Die Männerforschung hat schon des längeren darauf hingewiesen, dass es auch im Leben von Männern Probleme und Leidenssituationen gibt, die im Zusammenhang mit ihrer männlichen Geschlechtsrolle stehen. Die Situation mancher Väter nach der Scheidung wäre eine solche, ebenso auch die Tatsache, dass Männer insgesamt um rund sechs bis sieben Jahre weniger lang leben als Frauen. Eine kritische Reflexion dieser männlichen Leidenssituationen vor dem Hintergrund der real existierenden Geschlechterordnung, in der Männer als Gruppe privilegiert und Frauen als Gruppe untergeordnet sind, erfordert jedoch eine differenzierte Beurteilung. Männer können in einer männerdominierten Gesellschaft trotz ihrer Privilegien ein hohes Maß an Nachteilen erfahren. Sie werden jedoch nicht als Männer unterdrückt. Ihr Leiden ist deshalb auch nicht gleichzusetzen mit dem von Frauen, verursacht durch die Diskriminierung einer männerdominierten Gesellschaft. Männliches Leid ist nicht Folge einer Diskriminierung, sondern Konsequenz männlicher Privilegierung. Die Männerforschung nennt sie deshalb "Kosten der Männlichkeit".

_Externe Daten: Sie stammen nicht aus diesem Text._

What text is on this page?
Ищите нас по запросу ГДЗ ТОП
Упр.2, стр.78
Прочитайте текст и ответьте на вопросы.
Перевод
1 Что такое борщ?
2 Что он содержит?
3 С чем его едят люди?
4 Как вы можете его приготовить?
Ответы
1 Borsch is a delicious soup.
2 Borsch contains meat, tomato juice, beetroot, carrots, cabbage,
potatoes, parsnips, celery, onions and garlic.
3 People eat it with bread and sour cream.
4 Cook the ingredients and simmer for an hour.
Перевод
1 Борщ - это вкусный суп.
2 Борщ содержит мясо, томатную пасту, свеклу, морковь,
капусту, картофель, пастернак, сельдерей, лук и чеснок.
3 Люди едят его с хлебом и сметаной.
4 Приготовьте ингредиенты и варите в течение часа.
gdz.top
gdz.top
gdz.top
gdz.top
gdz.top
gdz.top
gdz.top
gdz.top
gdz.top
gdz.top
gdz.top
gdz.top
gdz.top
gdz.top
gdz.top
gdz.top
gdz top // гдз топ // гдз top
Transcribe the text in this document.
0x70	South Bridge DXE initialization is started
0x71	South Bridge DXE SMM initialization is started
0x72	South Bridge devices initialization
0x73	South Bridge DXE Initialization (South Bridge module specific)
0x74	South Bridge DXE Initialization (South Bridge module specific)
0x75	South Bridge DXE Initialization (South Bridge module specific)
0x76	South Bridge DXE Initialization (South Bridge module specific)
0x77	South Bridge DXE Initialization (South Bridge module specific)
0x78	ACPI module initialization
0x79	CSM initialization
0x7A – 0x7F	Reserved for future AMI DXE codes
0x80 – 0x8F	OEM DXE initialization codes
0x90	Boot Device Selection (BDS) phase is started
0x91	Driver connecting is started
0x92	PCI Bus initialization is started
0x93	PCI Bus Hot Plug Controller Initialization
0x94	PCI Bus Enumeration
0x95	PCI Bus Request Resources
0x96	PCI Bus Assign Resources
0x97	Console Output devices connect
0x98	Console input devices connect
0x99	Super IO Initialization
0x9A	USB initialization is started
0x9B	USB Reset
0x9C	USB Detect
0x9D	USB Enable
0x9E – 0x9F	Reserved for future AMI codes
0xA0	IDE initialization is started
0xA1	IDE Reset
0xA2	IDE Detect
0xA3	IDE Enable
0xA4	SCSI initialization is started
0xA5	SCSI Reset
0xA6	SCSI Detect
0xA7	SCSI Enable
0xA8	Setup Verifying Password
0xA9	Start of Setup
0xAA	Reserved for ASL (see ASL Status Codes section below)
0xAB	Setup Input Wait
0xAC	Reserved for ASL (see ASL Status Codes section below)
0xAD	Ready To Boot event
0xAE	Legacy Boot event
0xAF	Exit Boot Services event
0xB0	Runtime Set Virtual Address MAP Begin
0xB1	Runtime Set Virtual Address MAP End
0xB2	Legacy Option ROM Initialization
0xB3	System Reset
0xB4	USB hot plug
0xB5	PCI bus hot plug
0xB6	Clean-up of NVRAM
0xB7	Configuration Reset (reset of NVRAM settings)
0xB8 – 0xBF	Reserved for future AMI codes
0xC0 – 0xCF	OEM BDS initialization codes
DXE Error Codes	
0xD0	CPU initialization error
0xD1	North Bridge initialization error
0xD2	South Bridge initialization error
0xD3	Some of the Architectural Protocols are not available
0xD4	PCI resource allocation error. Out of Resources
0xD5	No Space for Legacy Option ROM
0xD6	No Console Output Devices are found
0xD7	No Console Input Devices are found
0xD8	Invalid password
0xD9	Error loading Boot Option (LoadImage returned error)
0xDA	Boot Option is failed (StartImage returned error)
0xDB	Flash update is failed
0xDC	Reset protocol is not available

Im Fall einer Scheidung wird dieser Zusammenhang besonders deutlich. Während Frauen im allgemeinen mit der Obsorge betraut werden, trifft Männer die Verpflichtung zu Unterhaltszahlungen. Im Kontext der Geschlechterverhältnisse stellt sich dieser Sachverhalt als logische Konsequenz einer männerdominierten Gesellschaft, in der die Ernährer-Hausfrauen-Ehe allen Veränderungen zum Trotz das bestimmende Leitmodell des Geschlechterarrangements ist, dar. Diesem Modell zufolge genießen Männer das Privileg, strukturell in der Berufswelt verortet zu sein und dadurch auch einen besseren Zugang zu materiellen und symbolischen Ressourcen für ihre Lebensgestaltung zu haben. Die Kehrseite ist, dass sie im Leben der Familie und ihrer Kinder weit weniger präsent sind. Frauen ordnen diesem Modell folgend ihre beruflichen Ambitionen den Bedürfnissen der Kinderversorgung und Familienarbeit unter. Nicht nur die jüngste Wortspende von Gunnar Prokop hat dieses Leitmodell drastisch in den Mittelpunkt des öffentlichen Bewusstseins gerückt, auch empirische Daten belegen es: etwa die marginal kleine Zahl von 2,8 Prozent österreichischer Karenzväter oder das krasse Missverhältnis zwischen dem Beitrag von Vätern zur Hausarbeit und Kinderversorgung und dem von (berufstätigen) Frauen. Die Spruchpraxis der Gerichte im Fall einer Scheidung sind also Spiegelbild des alltäglichen Geschlechterarrangements. Männer bilden auch nach Scheidungen keine neue "Risikogruppe" und sind keine Verlierer im Geschlechterverhältnis. Immer noch treffen die negativen Folgen von Scheidungen die Gruppe der Frauen härter. Dennoch sollten männliche Probleme ernst genommen werden.

Notwendige Umverteilung

Für die Situation von Männer nach einer Scheidung würde dies bedeuten, dass natürlich einzelne Maßnahmen sehr sinnvoll wären, wie etwa die Forderung, dass Karenzzeiten eines Vaters angemessen Berücksichtigung finden. Eine nachhaltige Lösung gibt es jedoch erst, wenn eine tief greifende geschlechtergerechte Umverteilung der Haus- und Familienarbeit hin zu Männern in der Familie stattgefunden hat. Bezeichnenderweise kommt diese Strukturveränderung bei vielen, die die männliche Benachteiligung in Scheidungen lautstark beklagen, nicht vor. Umso mehr müssten neue Bündnisse kritischer Männer und Frauen männerpolitische Prozesse initiieren. Eingebettet in eine Geschlechterpolitik und eng verbunden mit frauenpolitischen Initiativen sollten solche Prozesse gezielt Männer ansprechen und zu einer geschlechtergerechten Neuverteilung von Berufsarbeit und Haus- und Familienarbeit führen.

Der Autor ist Männerforscher und Psychotherapeut in Wien.